Genie Awards are given out to recognize the best of Canadian cinema by the Academy of Canadian Cinema and Television. The awards were originally named the Canadian Film Awards (also known as the "Etrog Awards," for sculptor Sorel Etrog, who designed the statuette) which ran from 1949 to 1979 but in 1980 were renamed The Genie Awards. [1]

Genie Award candidates are selected from submissions made by the owners of Canadian films or their representatives, based on the criteria laid out in the Genie Rules and Regulations booklet which is distributed to Academy members and industry members. Peer-group juries, assembled from volunteer members of the Academy, meet to screen the submissions and select a group of nominees. Academy members then vote on these nominations.

The Genie Awards were originally aired on the CBC from 1979 to 2003, before moving to CHUM Limited's networks (Citytv, Bravo! and Star!). Since CTVglobemedia purchased CHUM Limited, the Genie Awards have moved to Canwest Global's E and IFC for 2008

Awarded for Best film productions in Canada
Presented by Academy of Canadian Cinema and Television
Country Canada
First awarded 1980

About the Genie Statue

In 1968, sculptor Sorel Etrog was commissioned to create a statue for the Canadian Film Awards and produced the striking bronze figure. The Etrog exemplifies this artist's interest in the concept of growth. It is, according to it's sculptor, a standing figure whose focus of energy is concentrated in the upper part of the body, thus reflecting the process involved in transforming an idea or concept into a visual reality. The parallel between sculpture and filmmaking is manifest in the Etrog.

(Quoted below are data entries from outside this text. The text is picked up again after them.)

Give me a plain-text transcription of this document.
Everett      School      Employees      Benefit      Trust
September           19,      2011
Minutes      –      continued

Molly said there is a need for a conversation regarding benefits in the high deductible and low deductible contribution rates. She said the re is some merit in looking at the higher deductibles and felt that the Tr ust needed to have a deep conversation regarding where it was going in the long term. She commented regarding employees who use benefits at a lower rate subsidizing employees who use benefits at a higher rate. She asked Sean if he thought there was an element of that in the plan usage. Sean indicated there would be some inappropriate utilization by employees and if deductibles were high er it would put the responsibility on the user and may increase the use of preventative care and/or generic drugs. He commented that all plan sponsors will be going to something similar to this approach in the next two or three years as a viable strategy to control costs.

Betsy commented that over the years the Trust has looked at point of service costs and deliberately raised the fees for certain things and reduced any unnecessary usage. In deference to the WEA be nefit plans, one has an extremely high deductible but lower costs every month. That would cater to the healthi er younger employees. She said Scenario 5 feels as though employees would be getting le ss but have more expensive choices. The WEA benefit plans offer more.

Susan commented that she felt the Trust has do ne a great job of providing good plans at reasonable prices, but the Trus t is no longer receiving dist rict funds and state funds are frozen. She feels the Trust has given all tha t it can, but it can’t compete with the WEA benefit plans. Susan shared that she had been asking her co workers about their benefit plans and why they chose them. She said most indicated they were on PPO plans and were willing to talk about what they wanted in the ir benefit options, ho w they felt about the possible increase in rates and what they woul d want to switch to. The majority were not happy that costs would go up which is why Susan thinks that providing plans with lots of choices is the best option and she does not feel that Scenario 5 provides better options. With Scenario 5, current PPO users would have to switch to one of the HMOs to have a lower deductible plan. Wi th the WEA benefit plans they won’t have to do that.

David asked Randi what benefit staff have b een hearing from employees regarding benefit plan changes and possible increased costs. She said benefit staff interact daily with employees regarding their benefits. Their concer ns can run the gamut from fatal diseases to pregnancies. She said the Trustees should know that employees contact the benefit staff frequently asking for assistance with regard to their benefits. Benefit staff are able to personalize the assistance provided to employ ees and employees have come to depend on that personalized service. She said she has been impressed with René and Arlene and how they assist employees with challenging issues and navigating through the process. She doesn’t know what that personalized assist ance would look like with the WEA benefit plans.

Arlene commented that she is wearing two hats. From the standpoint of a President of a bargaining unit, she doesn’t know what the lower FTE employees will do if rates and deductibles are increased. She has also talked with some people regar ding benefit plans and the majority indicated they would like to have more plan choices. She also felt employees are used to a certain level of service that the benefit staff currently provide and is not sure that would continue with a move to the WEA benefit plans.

Modelled in wax in Florence, it was cast at the noted Michelucci foundry in Pistoia, Italy. The first editions were gold-plated and featured a navel, which over the years has mysteriously disappeared. For a decade the production of the statue, renamed "Genie" before the 1980 film awards, was undertaken by master silver and goldsmith Vickers Head.

Arguably the most critically celebrated Canadian sculptor alive today, Etrog's impressive and multi-faceted career has spanned more than 40 years. In that time he has been prolific as a sculptor, a painter, an illustrator, a poet and a filmmaker. His work has been displayed at major international galleries around the world from Israel to Singapore, from India to Switzerland. In North America his position is secure in many of the most prestigious private and public collections, including the Guggenheim Museum and the Museum of Modern Art, as well as the National Gallery of Canada and Le Musee des Beaux Arts.

For decades Sorel Etrog's sculpture has played an important role in the development of the Canadian Arts. In 1988, he was commissioned to represent Canada with a sculpture for the Summer Olympic Games in Seoul, South Korea. In 1994, the Government of Canada donated the sculpture Sunbird to Normandy, France, commemorating the 50th anniversary of the liberation by Canadian forces. In 1967, Etrog was commissioned by Expo in Montreal to create two large sculptures for the World's Fair.

Throughout his career Etrog has been closely associated with many of the twentieth century's greatest thinkers and artists. He has collaborated with distinguished international literary figures Samuel Beckett, and Eugene Ionesco and also maintained a close working relationship with Canada's famed communication theorist Marshall McLuhan. In 1995 Etrog was named a Member of the Order of Canada and in 1996 was appointed Chevalier of Arts and Letters by the Government of France.